Wednesday, June 27, 2012

Justice Ink

Most of the toys and games of my childhood were given away, thrown away, or sold when my parents moved out of our old house. But I held on to a couple of boxes filled with memorable junk, most of which is, of course, comics-related. I'll probably write about most of it in future posts. But I was sorting through one of the boxes last weekend, and made a pleasant discovery that I want to tell you about right now.

One item that I knew was in the box was this Batman utility belt from 1966. A mere 25 inches long (though the still-stretchy elastic band extends it up to 30 inches), it fit around my waist comfortably when I was in second grade. It's in amazingly good condition, considering that I remember wearing it while running around playing Batman in the backyard. It's well-constructed, made from yellow vinyl with metal snaps on the buckle and two of the pouches. There's no company logo or trademark notice on it anywhere, which pleased me as a child (after all, the real Batman didn't have trademark notices on his equipment) but surprises me as an adult.

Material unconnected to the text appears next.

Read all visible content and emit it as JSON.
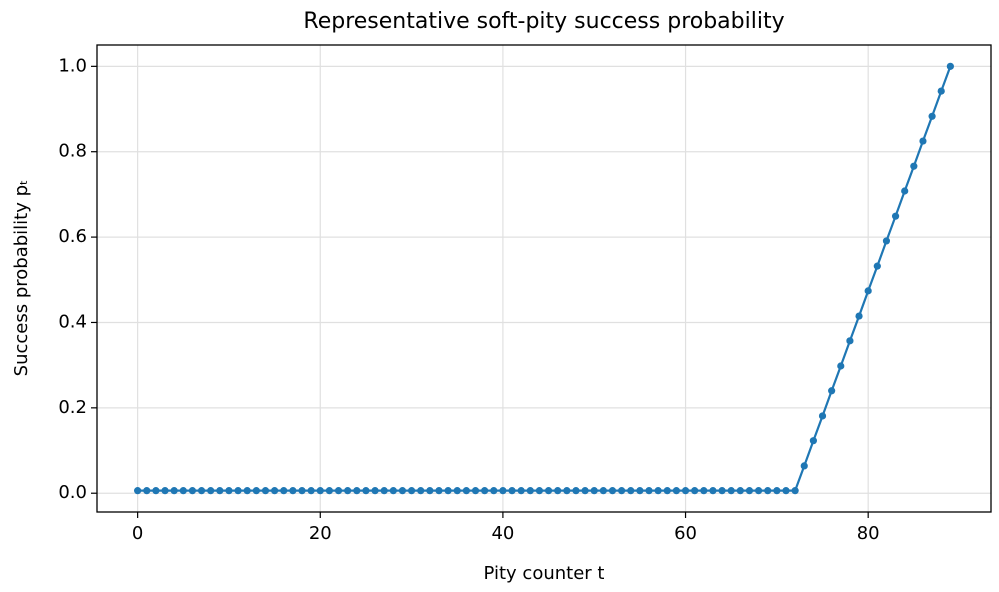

But what surprised me most is what I found in one of the pouches: a bunch of Fleer bubblegum tattoos of the Justice League of America, circa 1969. I remember buying these from a vending machine at the supermarket, but I had no idea that I still had them. The colors are still bright and vivid. Most of them are reproductions of artwork from the actual Justice League comic book, by Dick Dillin, Joe Giella, and Sid Greene.

Some online investigation revealed that there were twenty-seven rub-on tattoos in the series, depicting the entire pre-1969 JLA except for Aquaman. In total, there were six images of Batman, five of Superman, three each of Flash and Green Arrow, and rwo each of Wonder Woman, Green Lantern, the Atom, Hawkman, and J'onn J'onzz, the Martian Manhunter. I have twelve (plus two duplicates of Batman and Green Lantern). You can see the whole set if you click here, then scroll down to the "1969" section.

I found some online auction sites that suggest there is a collectors' market for these, although most of the ones I've seen for sale include the wrappers and the gum. I didn't save the wrappers, and I never even thought about saving the gum. In fact, I still don'r want to think about it. Forty-year-old bubblegum?